Source/WebCore/platform/network/ios/ResourceRequestIOS.mm:42:7: error: member initializer 'm_mainResourceRequest' does not name a non-static data member or base class
Comment 19 Andy Estes 2015-04-28 08:54:48 PDT
Mavericks Debug build fix: http://trac.webkit.org/changeset/183478
Comment 20 Darin Adler 2015-04-28 09:26:45 PDT
Regarding Alexey and Antti’s discussion about “web concepts” at the lower level: I think what we want for the layering here is that the lower level exposes the concepts it uses to make the cache work, and the higher level adopts/implements those. There is no reason, in my opinion, that the lower level concepts need to be “non-web”, but we do want them to be as simple as possible, not simply plumbing through the entire high level. And obviously, “nothing at all” is the simplest, but may not be sufficient.
Comment 21 Alexey Proskuryakov 2015-04-28 09:56:53 PDT
It's not really a choice about platonic vs. pragmatical, it's simple layered software design.

If you want networking to implement a policy that is easy for other engineers to understand, if should have a descriptive name (not "whatever XHR needs"), and the policies should be as centralized as possible, not scattered across multiple frameworks and processes.
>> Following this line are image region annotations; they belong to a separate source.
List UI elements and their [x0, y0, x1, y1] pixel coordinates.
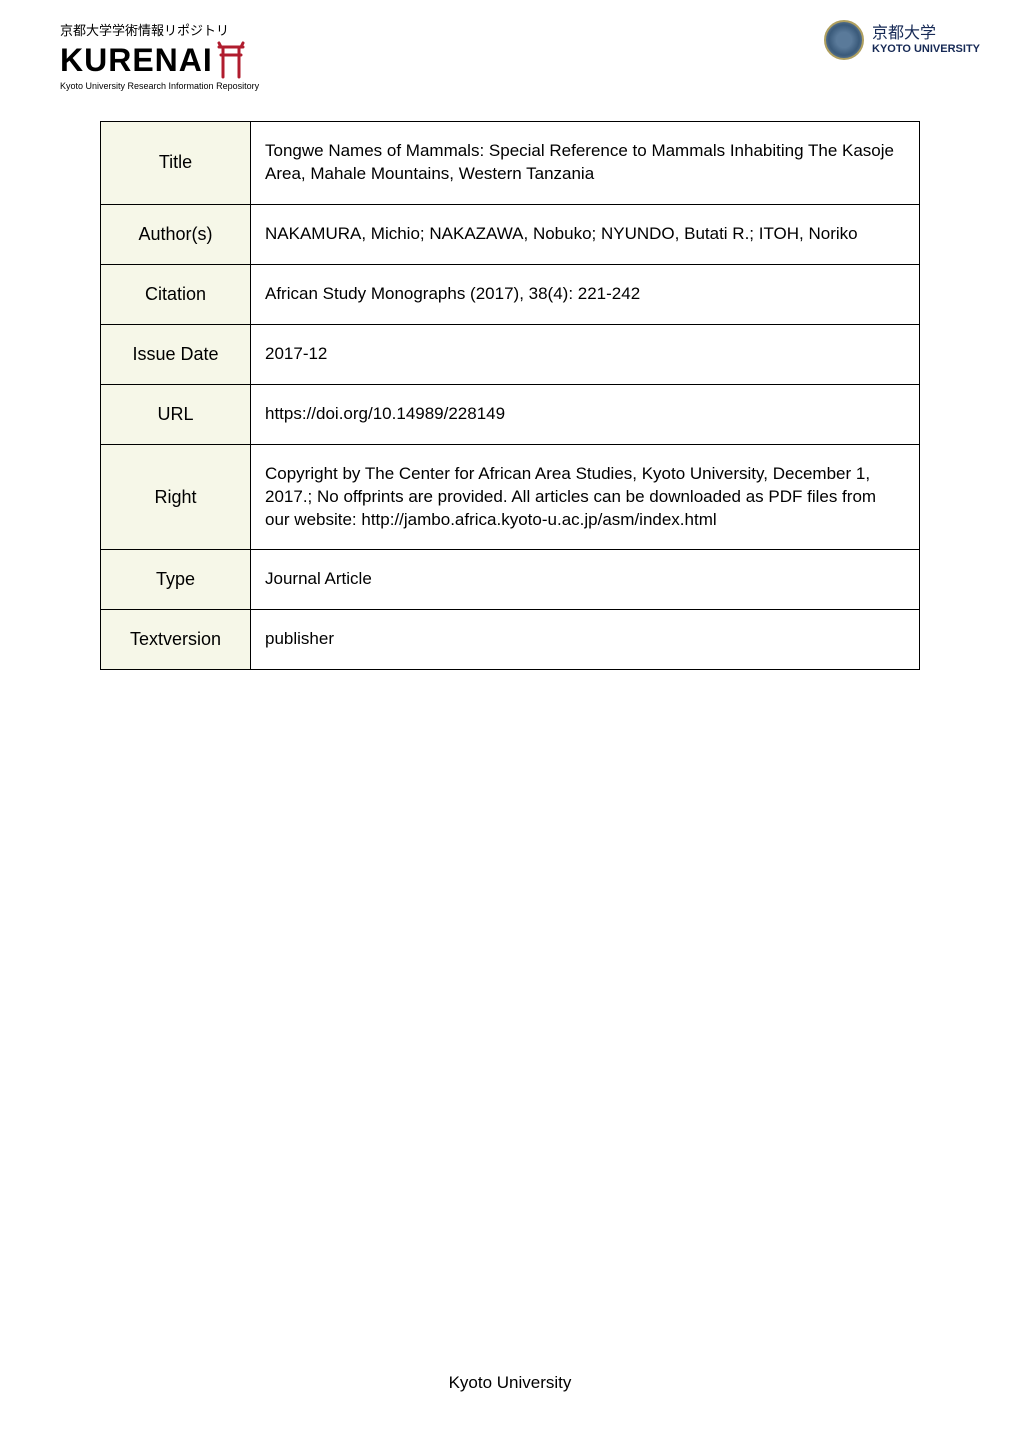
table-row: Issue Date2017-12 — [101, 324, 920, 384]
table-row: URLhttps://doi.org/10.14989/228149 — [101, 384, 920, 444]
kurenai-logo: 京都大学学術情報リポジトリ KURENAI Kyoto University R… — [60, 20, 259, 91]
kurenai-logo-row: KURENAI — [60, 41, 259, 79]
metadata-value: 2017-12 — [251, 324, 920, 384]
table-row: TitleTongwe Names of Mammals: Special Re… — [101, 122, 920, 205]
table-row: Author(s)NAKAMURA, Michio; NAKAZAWA, Nob… — [101, 204, 920, 264]
table-row: CitationAfrican Study Monographs (2017),… — [101, 264, 920, 324]
torii-icon — [217, 41, 245, 79]
kyoto-univ-seal-icon — [824, 20, 864, 60]
metadata-label: URL — [101, 384, 251, 444]
metadata-value: African Study Monographs (2017), 38(4): … — [251, 264, 920, 324]
metadata-label: Type — [101, 550, 251, 610]
metadata-value: NAKAMURA, Michio; NAKAZAWA, Nobuko; NYUN… — [251, 204, 920, 264]
kyoto-univ-logo: 京都大学 KYOTO UNIVERSITY — [824, 20, 980, 60]
kyoto-univ-jp: 京都大学 — [872, 24, 980, 43]
metadata-table: TitleTongwe Names of Mammals: Special Re… — [100, 121, 920, 670]
page-footer: Kyoto University — [0, 1373, 1020, 1393]
metadata-value: Tongwe Names of Mammals: Special Referen… — [251, 122, 920, 205]
table-row: RightCopyright by The Center for African… — [101, 444, 920, 550]
kurenai-logo-main: KURENAI — [60, 42, 213, 79]
metadata-value: publisher — [251, 610, 920, 670]
metadata-label: Right — [101, 444, 251, 550]
metadata-label: Author(s) — [101, 204, 251, 264]
metadata-label: Title — [101, 122, 251, 205]
metadata-label: Issue Date — [101, 324, 251, 384]
page-header: 京都大学学術情報リポジトリ KURENAI Kyoto University R… — [0, 0, 1020, 101]
metadata-value: Copyright by The Center for African Area… — [251, 444, 920, 550]
table-row: TypeJournal Article — [101, 550, 920, 610]
metadata-value: Journal Article — [251, 550, 920, 610]
kurenai-logo-sub: Kyoto University Research Information Re… — [60, 81, 259, 91]
kyoto-univ-text: 京都大学 KYOTO UNIVERSITY — [872, 24, 980, 56]
kurenai-logo-jp: 京都大学学術情報リポジトリ — [60, 20, 259, 39]
kyoto-univ-en: KYOTO UNIVERSITY — [872, 43, 980, 56]
metadata-label: Citation — [101, 264, 251, 324]
metadata-value: https://doi.org/10.14989/228149 — [251, 384, 920, 444]
metadata-label: Textversion — [101, 610, 251, 670]
table-row: Textversionpublisher — [101, 610, 920, 670]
In other words, policy decisions are made before a ResourceRequest is passed to NetworkProcess. It should be especially straightforward in this case, where you just want to inhibit caching.
Comment 22 Antti Koivisto 2015-04-28 13:20:09 PDT
If you look at the patch you will see that the requster is used for number of non-cache related things. Those used to be handled by a side-channel and by (already) having the requester type in ResourceRequest (on iOS).

I want to keep cache decision-making in one place. I also don't want to be coy and use some other name when I really mean XHR. I would be surprised if this confused anyone. Generally less abstract code is more understandable.
Comment 23 Antti Koivisto 2015-04-28 13:35:50 PDT
Also "which layer knows about which concept" kind of layering is very soft when not reflected in code dependencies. I don't think there is any "simple layered software design" hard rules here.
Comment 24 Alexey Proskuryakov 2015-05-04 19:49:07 PDT
This caused bug 144533.

For the record, I still think that this is poor design. Even your own words demonstrate that - you say that one needs to look at the patch to find out what "XMLHttpRequest" means to the low level networking code. I do not think that any human can fully understand the relationship between explicit behaviors passed from upper levels and implicit ones triggered by ResourceRequest::Requester::XHR.